Income crunch set to fuel illicit trade


Roeder says that enforcement alone is not enough to tackle illicit trade.

LOSS of jobs, salary cuts and reduced employment opportunities are causing financial difficulties for many consumers throughout Malaysia and this situation is set to fuel illicit trade exponentially, said global consumer advocacy group Consumer Choice Center (CCC) in a statement today.

The comment from CCC came following the recent Department of Statistics Malaysia’s (DOSM) Salaries and Wages Report 2020 that found median monthly salaries and wages recording a double-digit decline of 15.6% to RM2,062. In addition, DOSM also reported that Malaysia’s unemployed graduates rose by 22.5% in 2020.

“Consumers who are affected by the credit crunch will normally find alternative ways and means to cut their spending. This will naturally open up demand for illicit products that are cheaper as they are untaxed and unregulated.

“We have already seen a spike in the illicit tobacco trade from a series of high profile and record-breaking busts made by the Royal Malaysian Police and the Royal Customs Department of Malaysia recently.

“Clearly, consumers are seeking cheaper alternatives to expensive legal cigarettes and criminal syndicates are happily catering to this demand via whatever means necessary,” said CCC managing director Fred Roeder.

According to CCC, consumers have the most to lose if illicit trade runs out of control.

Based on a policy paper by CCC titled Illicit Trade is Dangerous for Consumers, the organisation emphasised that the tobacco black market damages public health and has been proven to finance organised crime.

Additionally, illicit trade also targets vulnerable groups in society while consumers are impacted because illegal cigarettes are produced in unsafe environments and using unsafe products.

It also highlighted that small retailers suffer considerably from the tobacco black market as they lose not only legitimate cigarette sales but also other items adult smokers usually buy from them.

“Enforcement alone is not enough to tackle illicit trade. Taking illicit tobacco as a case in point, a total of 11.4 billion sticks of illegal cigarettes is expected to flood the Malaysian market this year, based on the latest Illicit Cigarettes Study (ICS) May 2021 report conducted by Nielsen.

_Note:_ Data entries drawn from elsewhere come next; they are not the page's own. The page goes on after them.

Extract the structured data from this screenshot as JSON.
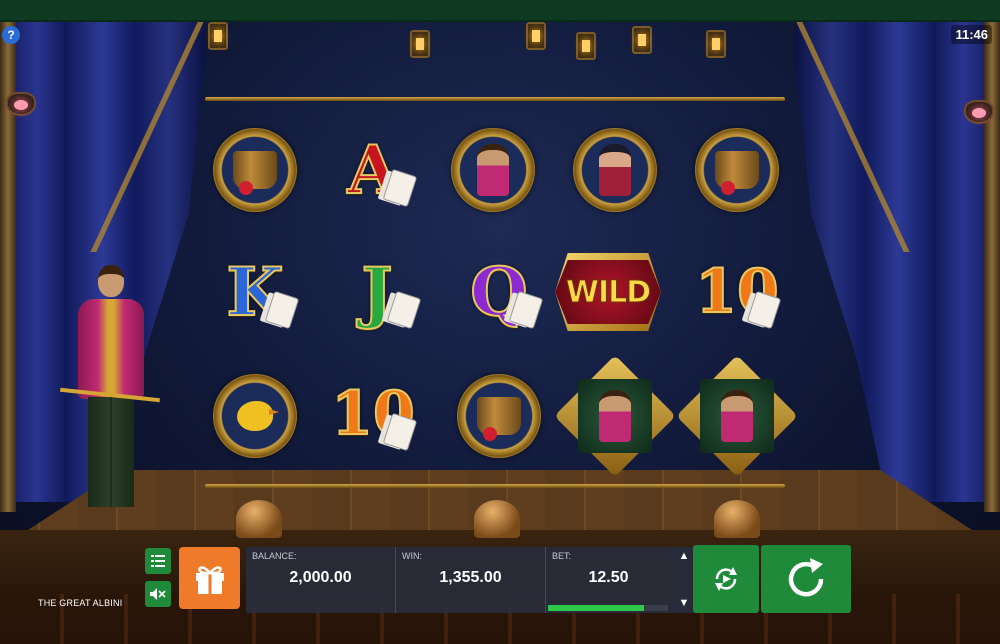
{
  "header": {
    "help_label": "?",
    "clock": "11:46"
  },
  "game": {
    "title": "THE GREAT ALBINI"
  },
  "reels": {
    "rows": [
      [
        {
          "symbol": "hat-medallion",
          "text": ""
        },
        {
          "symbol": "letter-a",
          "text": "A"
        },
        {
          "symbol": "magician-medallion",
          "text": ""
        },
        {
          "symbol": "assistant-medallion",
          "text": ""
        },
        {
          "symbol": "hat-medallion",
          "text": ""
        }
      ],
      [
        {
          "symbol": "letter-k",
          "text": "K"
        },
        {
          "symbol": "letter-j",
          "text": "J"
        },
        {
          "symbol": "letter-q",
          "text": "Q"
        },
        {
          "symbol": "wild",
          "text": "WILD"
        },
        {
          "symbol": "number-10",
          "text": "10"
        }
      ],
      [
        {
          "symbol": "canary-medallion",
          "text": ""
        },
        {
          "symbol": "number-10",
          "text": "10"
        },
        {
          "symbol": "hat-medallion",
          "text": ""
        },
        {
          "symbol": "magician-diamond",
          "text": ""
        },
        {
          "symbol": "magician-diamond",
          "text": ""
        }
      ]
    ]
  },
  "hud": {
    "balance_label": "BALANCE:",
    "balance_value": "2,000.00",
    "win_label": "WIN:",
    "win_value": "1,355.00",
    "bet_label": "BET:",
    "bet_value": "12.50",
    "bet_level_fraction": 0.8,
    "bet_up_label": "▲",
    "bet_down_label": "▼"
  },
  "icons": {
    "menu": "list-icon",
    "sound": "sound-muted-icon",
    "gift": "gift-icon",
    "autoplay": "autoplay-icon",
    "spin": "spin-icon"
  },
  "colors": {
    "button_green": "#1e8a3a",
    "gift_orange": "#ef7a2a",
    "bet_bar": "#2cc84a",
    "panel": "#282c3a"
  }
}
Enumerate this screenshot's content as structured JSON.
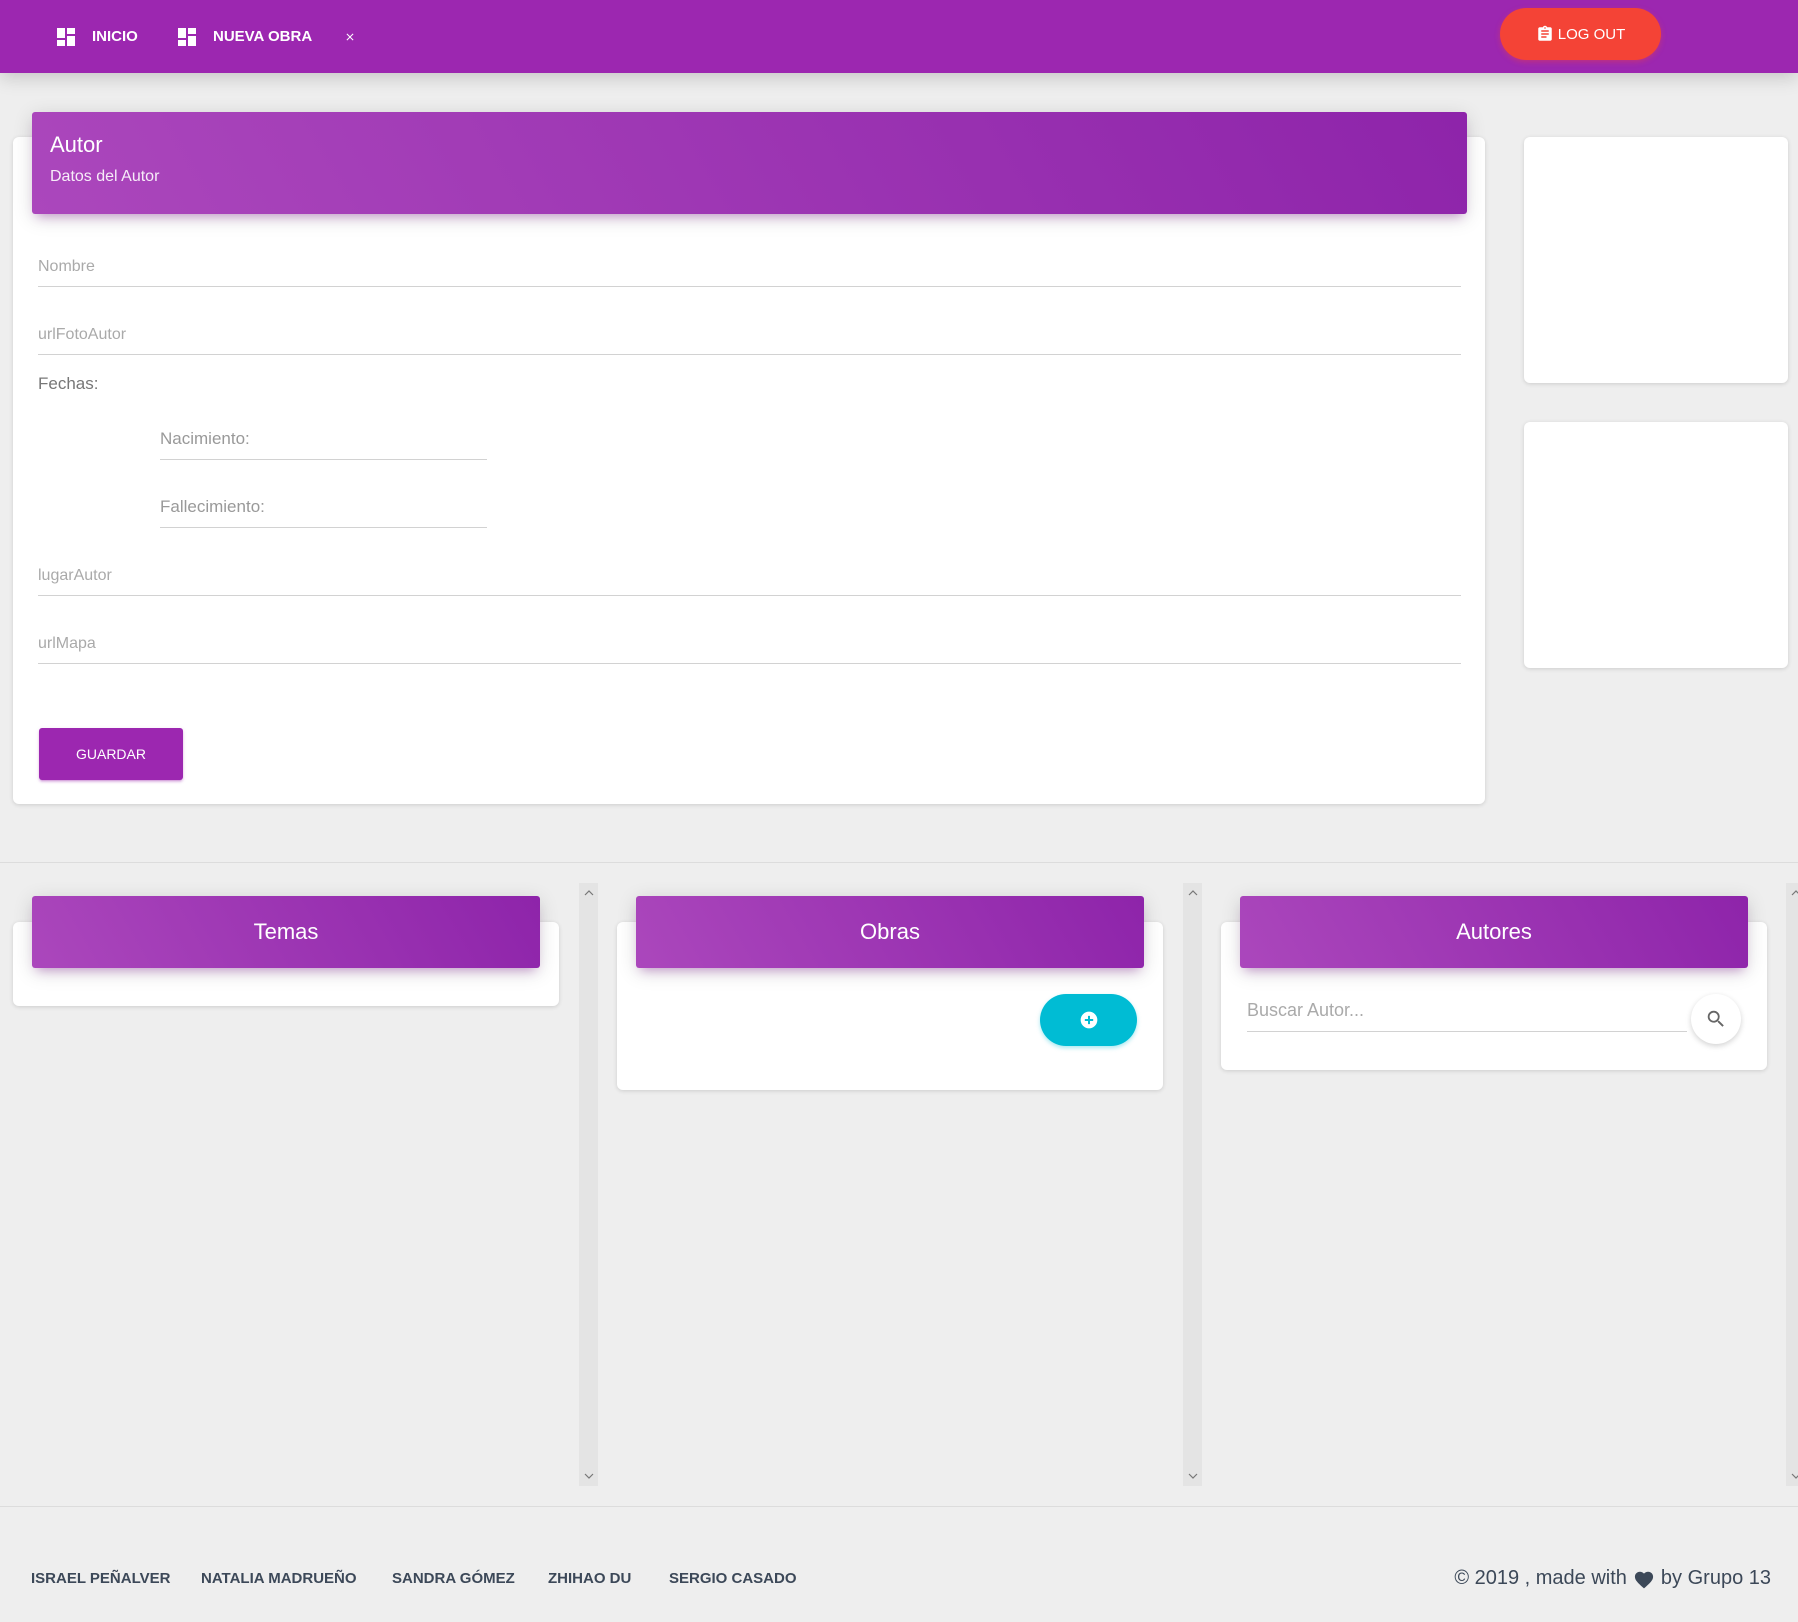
{
  "navbar": {
    "inicio_label": "INICIO",
    "nueva_obra_label": "NUEVA OBRA",
    "logout_label": "LOG OUT",
    "bg_color": "#9c27b0",
    "logout_color": "#f44336"
  },
  "autor_form": {
    "title": "Autor",
    "subtitle": "Datos del Autor",
    "nombre_placeholder": "Nombre",
    "url_foto_placeholder": "urlFotoAutor",
    "fechas_label": "Fechas:",
    "nacimiento_placeholder": "Nacimiento:",
    "fallecimiento_placeholder": "Fallecimiento:",
    "lugar_placeholder": "lugarAutor",
    "url_mapa_placeholder": "urlMapa",
    "guardar_label": "GUARDAR"
  },
  "columns": {
    "temas_title": "Temas",
    "obras_title": "Obras",
    "autores_title": "Autores",
    "buscar_placeholder": "Buscar Autor...",
    "add_button_color": "#00bcd4"
  },
  "footer": {
    "links": [
      "ISRAEL PEÑALVER",
      "NATALIA MADRUEÑO",
      "SANDRA GÓMEZ",
      "ZHIHAO DU",
      "SERGIO CASADO"
    ],
    "copyright_prefix": "© 2019 , made with",
    "copyright_suffix": "by Grupo 13"
  },
  "icons": {
    "inicio": "dashboard-icon",
    "nueva_obra": "dashboard-icon",
    "close": "close-icon",
    "logout": "clipboard-icon",
    "add": "add-circle-icon",
    "search": "search-icon",
    "heart": "heart-icon"
  }
}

“Enforcement action with illegal cigarette seizures numbering in the millions are a step in the right direction, but unfortunately, it would hardly put a dent in this multi-billion ringgit illicit trade.

“Enforcement must be complemented with political will and pragmatic tax policies. Malaysian policymakers must put a stop to the political bickering and work cohesively towards eradicating illicit trade by empowering enforcement agencies, supporting a multi-national exchange of intelligence and addressing the price differentiation between legal and illegal cigarettes,” concluded Roeder.